CCC Intelligent Solutions Inc. (CCC) today published its 2024 Crash Course Report highlighting the latest data, insights, and trends impacting the auto claims and collision repair industries.
The report is available to download at the CCC website.
The report, now on a quarterly schedule, is based on information derived from 300 million claims-related transactions and millions of bodily injury and personal injury protection (PIP) /medical payments (MedPay) casualty claims processed by CCC’s customers using the company’s solutions.
Crash Course Q1 2024 found that increasing vehicle complexity, combined with rising labor costs and shortages, are placing persistent pressure on carriers and repairers. New findings show that while vehicles may be safer, more capable of avoiding crashes, and more environmentally friendly, advanced technology is contributing to costlier repairs, higher claims costs, and longer cycle times. Additional factors, such as scheduling backlogs, have contributed to the 60% increase in the amount of time it takes for vehicles to enter repair shops after estimate completion, compared to pre-pandemic times.
“Much of what the industry is experiencing is reflective of a new normal where complexity, beginning with the vehicle itself, is reshaping the market landscape,” said Kyle Krumlauf, director, Industry Analytics at CCC and co-author of Crash Course. “CCC has shifted to a quarterly publication of Crash Course to support the growing needs of our customers and the industry. This change allows us to provide more data and insights more frequently, helping industry participants anticipate challenges and be better equipped for the road ahead.”
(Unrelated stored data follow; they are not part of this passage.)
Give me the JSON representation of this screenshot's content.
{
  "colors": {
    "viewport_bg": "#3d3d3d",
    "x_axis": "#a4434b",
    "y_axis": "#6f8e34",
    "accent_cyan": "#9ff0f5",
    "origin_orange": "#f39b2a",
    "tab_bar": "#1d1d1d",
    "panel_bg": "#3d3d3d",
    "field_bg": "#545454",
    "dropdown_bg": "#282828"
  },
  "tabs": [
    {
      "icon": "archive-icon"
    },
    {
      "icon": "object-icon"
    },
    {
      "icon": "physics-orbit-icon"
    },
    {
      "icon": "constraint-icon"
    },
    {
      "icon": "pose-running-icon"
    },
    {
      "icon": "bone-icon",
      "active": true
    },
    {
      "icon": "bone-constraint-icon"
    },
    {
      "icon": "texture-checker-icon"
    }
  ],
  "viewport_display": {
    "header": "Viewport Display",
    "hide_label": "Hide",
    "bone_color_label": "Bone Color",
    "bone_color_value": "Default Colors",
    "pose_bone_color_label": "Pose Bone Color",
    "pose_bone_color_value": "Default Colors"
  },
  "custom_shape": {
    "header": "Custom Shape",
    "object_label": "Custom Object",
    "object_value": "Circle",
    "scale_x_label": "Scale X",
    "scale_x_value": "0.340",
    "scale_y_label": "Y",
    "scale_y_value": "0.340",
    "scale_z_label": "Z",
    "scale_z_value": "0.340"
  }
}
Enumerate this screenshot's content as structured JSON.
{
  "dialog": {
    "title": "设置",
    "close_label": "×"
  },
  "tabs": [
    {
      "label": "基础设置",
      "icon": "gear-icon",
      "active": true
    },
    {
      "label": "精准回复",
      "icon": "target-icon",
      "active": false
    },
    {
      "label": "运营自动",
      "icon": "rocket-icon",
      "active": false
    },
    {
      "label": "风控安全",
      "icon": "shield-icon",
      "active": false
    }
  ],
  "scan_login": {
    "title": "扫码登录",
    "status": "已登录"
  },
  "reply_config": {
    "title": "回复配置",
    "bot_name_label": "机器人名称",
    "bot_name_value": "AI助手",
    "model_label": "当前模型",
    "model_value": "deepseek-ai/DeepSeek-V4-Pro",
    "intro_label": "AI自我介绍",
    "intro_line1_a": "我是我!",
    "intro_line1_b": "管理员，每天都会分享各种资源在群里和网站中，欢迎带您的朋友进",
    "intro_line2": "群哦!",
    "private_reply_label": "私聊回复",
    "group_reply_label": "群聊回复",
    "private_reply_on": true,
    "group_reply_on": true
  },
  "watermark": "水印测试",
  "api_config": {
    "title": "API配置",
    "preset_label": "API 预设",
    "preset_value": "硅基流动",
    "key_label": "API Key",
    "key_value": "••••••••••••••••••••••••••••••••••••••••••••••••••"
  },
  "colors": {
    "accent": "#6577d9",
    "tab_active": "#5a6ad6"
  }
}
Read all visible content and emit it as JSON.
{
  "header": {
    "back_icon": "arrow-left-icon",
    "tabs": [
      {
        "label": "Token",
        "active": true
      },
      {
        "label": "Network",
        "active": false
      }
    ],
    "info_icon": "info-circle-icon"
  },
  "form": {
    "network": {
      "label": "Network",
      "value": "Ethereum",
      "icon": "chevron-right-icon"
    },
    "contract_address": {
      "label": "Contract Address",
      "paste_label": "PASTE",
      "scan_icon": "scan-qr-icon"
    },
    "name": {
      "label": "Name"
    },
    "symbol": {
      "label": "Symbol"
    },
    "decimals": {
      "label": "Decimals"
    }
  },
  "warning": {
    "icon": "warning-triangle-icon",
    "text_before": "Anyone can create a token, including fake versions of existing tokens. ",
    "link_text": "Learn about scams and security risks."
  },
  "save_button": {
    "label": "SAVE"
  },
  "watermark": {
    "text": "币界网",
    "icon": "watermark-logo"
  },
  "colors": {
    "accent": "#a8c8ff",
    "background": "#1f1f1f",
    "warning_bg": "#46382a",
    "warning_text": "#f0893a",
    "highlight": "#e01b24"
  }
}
Key findings of Crash Course: Q1 2024 include:
- Auto Tech Transformation: The report identifies key challenges faced by the auto claims and collision repair industries in keeping pace with the industry’s tech transformation, such as increased costs associated with repairing advanced driver assistance systems (ADAS) and other technology.
- Electric Vehicle (EV) Repairs: EVs are becoming more common in repair assessments. Despite their youth, EV repairs carry higher costs, especially in labor. Longer repair times are common due to capacity constraints and detailed repair procedures. EVs are totaled less often than non-EVs, reflecting changing valuation trends.
- Replace vs. Repair: An emerging “replace vs. repair” trend, a preference for replacing parts instead of repairing them, demands different skill sets for the repair industry leading to higher costs for consumers. Over the past decade, the cost differential for repairing older versus newer model year vehicles has grown by 35%.
- Urbanization and Weather: Acknowledging the impact of growing urbanization and volatile weather patterns as a constant catalyst for losses, the report confirms increases in property losses from severe weather events.
- Subrogation: High turnover among adjusters is hindering subrogation efforts, leading to decreased referrals, and complicating revenue and cost reduction strategies.
- Casualty: Despite decreasing treatment duration and procedure counts for injury claims since the peak in 2021, severity continues to climb due to significant cost increases for medical bills, particularly for high-dollar procedures like radiology and surgery.
- Claims and Repair Technology: Adoption of AI and automation tools to speed and inform functions from estimating to scanning to parts ordering continue to grow as the industry looks to offset the effects of labor shortages and the complexity that comes with today’s more sophisticated vehicles.
In addition to macro trends and topics, Crash Course Q1 2024 also includes industry-level detail on claims frequency and impact severity, medical costs, parts costs, total loss trends and more.